2012年には行政の連携も始まり、2014年に田辺市&サンティアゴ・デ・コンポステーラ市の間に「観光交流協定」も締結されました。
この締結式の際、サンティアゴの大聖堂で熊野大社の神官が神楽を舞ったのが印象的でした。キリスト教という一神教の大聖堂で他宗教の神楽を舞うなんて… 驚きでした。サンティアゴの方は「この地域は寛容性がある」と説明を受け、さらに熊野との類似性を感じました。

『共通巡礼手帳』の作成もあります。サンティアゴと熊野の両方の巡礼道を歩くと認定するというものです。サンティアゴ巡礼道は100km以上も歩かないと認められません。2015年2月にスタートし、共通巡礼者が470名(日本人は1/4)もおられます。地球の正反対の巡礼道を歩こうと思う人がこんなにおられることに感動しました。
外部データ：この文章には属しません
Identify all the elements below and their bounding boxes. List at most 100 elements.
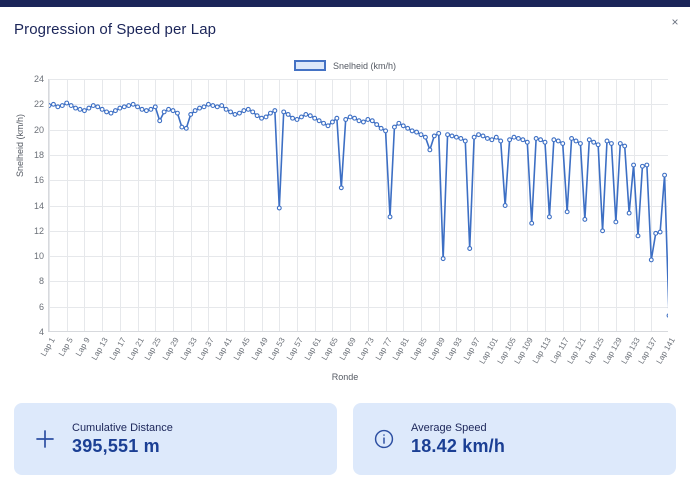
card-cumulative-distance[interactable]: Cumulative Distance 395,551 m: [14, 403, 337, 475]
x-axis-tick-label: Lap 57: [284, 336, 305, 362]
y-axis-tick-label: 22: [33, 99, 44, 110]
gridline-vertical: [243, 79, 245, 331]
gridline-vertical: [456, 79, 458, 331]
gridline-horizontal: [49, 281, 668, 283]
gridline-vertical: [314, 79, 316, 331]
gridline-vertical: [545, 79, 546, 331]
gridline-vertical: [137, 79, 139, 331]
gridline-vertical: [438, 79, 440, 331]
gridline-vertical: [102, 79, 104, 331]
gridline-vertical: [474, 79, 476, 331]
gridline-horizontal: [49, 180, 668, 182]
x-axis-tick-label: Lap 73: [355, 336, 376, 362]
legend-swatch-snelheid: [293, 60, 326, 71]
x-axis-tick-label: Lap 85: [408, 336, 429, 362]
gridline-vertical: [84, 79, 86, 331]
gridline-vertical: [297, 79, 298, 331]
gridline-vertical: [651, 79, 653, 331]
gridline-horizontal: [49, 154, 668, 156]
x-axis-tick-label: Lap 77: [373, 336, 394, 362]
gridline-vertical: [509, 79, 511, 331]
gridline-vertical: [66, 79, 68, 331]
gridline-vertical: [527, 79, 529, 331]
gridline-vertical: [332, 79, 334, 331]
x-axis-title: Ronde: [331, 372, 359, 382]
gridline-vertical: [208, 79, 210, 331]
gridline-vertical: [190, 79, 192, 331]
card-value: 395,551 m: [72, 435, 160, 456]
speed-chart: Snelheid (km/h) Snelheid (km/h) 4 6 8 10 12 1…: [0, 52, 690, 392]
x-axis-tick-label: Lap 13: [89, 336, 110, 362]
gridline-vertical: [261, 79, 263, 331]
gridline-horizontal: [49, 104, 668, 106]
plus-icon: [32, 426, 58, 452]
x-axis-tick-label: Lap 29: [160, 336, 181, 362]
x-axis-tick-label: Lap 69: [337, 336, 358, 362]
legend-label-snelheid: Snelheid (km/h): [332, 60, 397, 71]
x-axis-tick-label: Lap 37: [196, 336, 217, 362]
gridline-vertical: [155, 79, 157, 331]
x-axis-tick-label: Lap 17: [107, 336, 128, 362]
x-axis-tick-label: Lap 45: [231, 336, 252, 362]
x-axis-tick-label: Lap 61: [302, 336, 323, 362]
x-axis-tick-label: Lap 65: [320, 336, 341, 362]
y-axis-tick-label: 6: [38, 301, 44, 312]
x-axis-tick-label: Lap 93: [444, 336, 465, 362]
gridline-vertical: [403, 79, 405, 331]
card-value: 18.42 km/h: [411, 435, 506, 456]
gridline-vertical: [598, 79, 600, 331]
gridline-vertical: [49, 79, 50, 331]
gridline-vertical: [491, 79, 493, 331]
gridline-vertical: [119, 79, 121, 331]
gridline-vertical: [226, 79, 228, 331]
gridline-vertical: [580, 79, 582, 331]
y-axis-tick-label: 14: [33, 200, 44, 211]
y-axis-title: Snelheid (km/h): [15, 113, 25, 177]
x-axis-tick-label: Lap 89: [426, 336, 447, 362]
card-text: Average Speed 18.42 km/h: [411, 422, 505, 457]
y-axis-tick-label: 18: [33, 149, 44, 160]
gridline-vertical: [562, 79, 564, 331]
gridline-horizontal: [49, 256, 668, 258]
chart-canvas: [49, 79, 668, 331]
card-label: Average Speed: [411, 421, 487, 434]
y-axis-tick-label: 10: [33, 251, 44, 262]
x-axis-tick-label: Lap 1: [38, 336, 57, 358]
gridline-horizontal: [49, 230, 668, 232]
card-text: Cumulative Distance 395,551 m: [72, 422, 173, 457]
y-axis-tick-label: 12: [33, 225, 44, 236]
y-axis-tick-label: 24: [33, 74, 44, 84]
window-chrome-strip: [0, 0, 690, 7]
gridline-horizontal: [49, 306, 668, 308]
chart-legend[interactable]: Snelheid (km/h): [0, 60, 690, 71]
gridline-vertical: [367, 79, 369, 331]
series-snelheid: [49, 100, 668, 318]
y-axis-tick-label: 16: [33, 175, 44, 186]
x-axis-tick-label: Lap 9: [74, 336, 93, 358]
x-axis-tick-label: Lap 49: [249, 336, 270, 362]
gridline-vertical: [173, 79, 174, 331]
gridline-horizontal: [49, 79, 668, 80]
x-axis-tick-label: Lap 5: [56, 336, 75, 358]
page-title: Progression of Speed per Lap: [14, 21, 217, 38]
y-axis-tick-label: 4: [38, 327, 44, 337]
x-axis-tick-label: Lap 41: [213, 336, 234, 362]
gridline-vertical: [385, 79, 387, 331]
gridline-vertical: [633, 79, 635, 331]
card-average-speed[interactable]: Average Speed 18.42 km/h: [353, 403, 676, 475]
gridline-vertical: [421, 79, 422, 331]
x-axis-tick-label: Lap 21: [125, 336, 146, 362]
y-axis-tick-label: 8: [38, 276, 44, 287]
stat-cards: Cumulative Distance 395,551 m Average Sp…: [0, 403, 690, 475]
x-axis-tick-label: Lap 33: [178, 336, 199, 362]
chart-plot-area: Snelheid (km/h) 4 6 8 10 12 14 16 18 20 22 24 Lap 1…: [15, 74, 677, 366]
modal-dialog: × Progression of Speed per Lap Snelheid …: [0, 7, 690, 480]
gridline-horizontal: [49, 205, 668, 207]
gridline-horizontal: [49, 129, 668, 131]
info-icon: [371, 426, 397, 452]
close-icon[interactable]: ×: [667, 14, 683, 30]
gridline-vertical: [350, 79, 352, 331]
card-label: Cumulative Distance: [72, 421, 173, 434]
y-axis-tick-label: 20: [33, 124, 44, 135]
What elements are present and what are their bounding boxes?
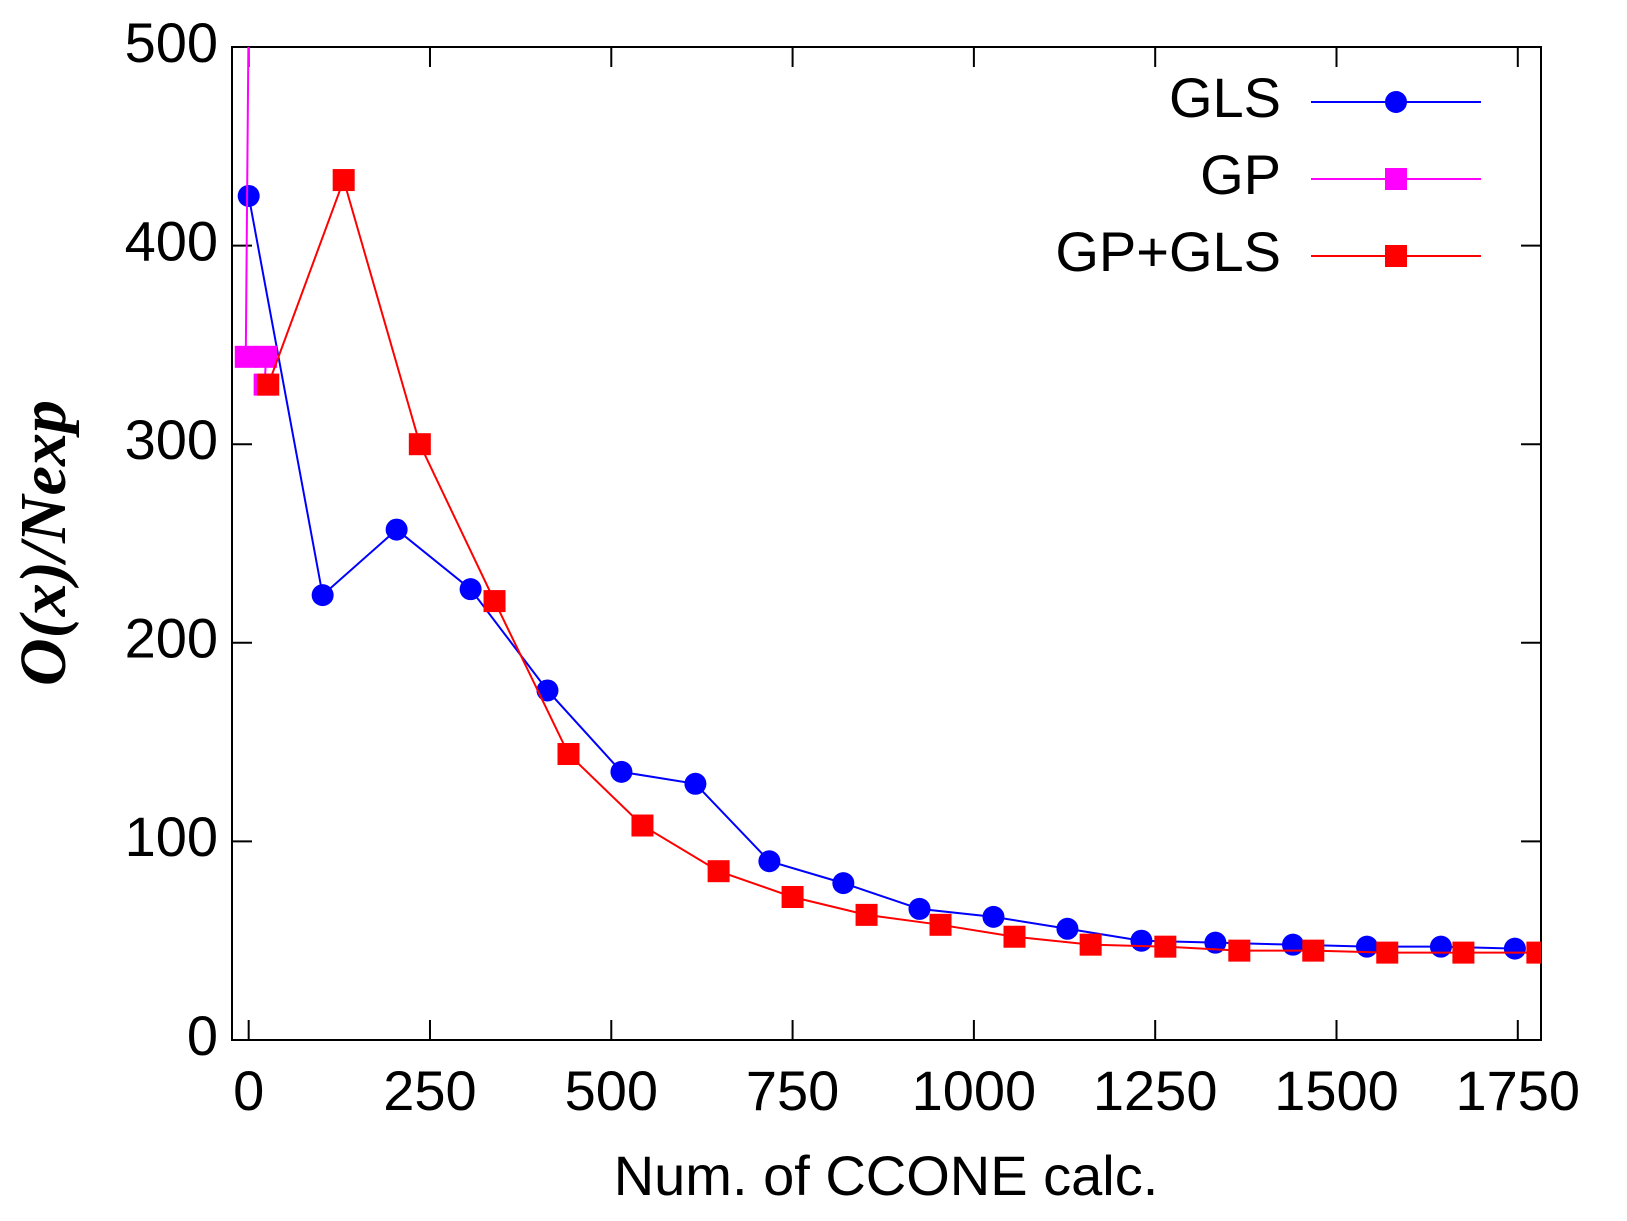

2006年に田辺市熊野ツーリズムビューローが設立され、2010年に法人格(一般社団法人)を取得、第2種旅行業を取得しました。
2016年の利用者は、1位オーストラリア、2位アメリカ、3位フランス、4位スペインと、外国人の訪問が7割です。
最近、DMOの成功事例と紹介されることが増えていますが、目の前の問題を解決させて、旅行業を取得しているうちに、結果としてDMOになっていたというのが印象です。決してDMOを目指していたのではありません。
2017年は”南方熊楠”の生誕150年を迎えます。南方熊楠のように自然に生かされながら、少しずつ地域を発展させたいと締めくくられました。


今回は愛媛県からの参加者もいました。またサンティアゴと熊野の巡礼道を歩いて、「サンティアゴ巡礼の道」を出版された高森玲子様も来られており、高森様は「熊野巡礼の道」の執筆にも取り掛かっておられるとの案内もありました。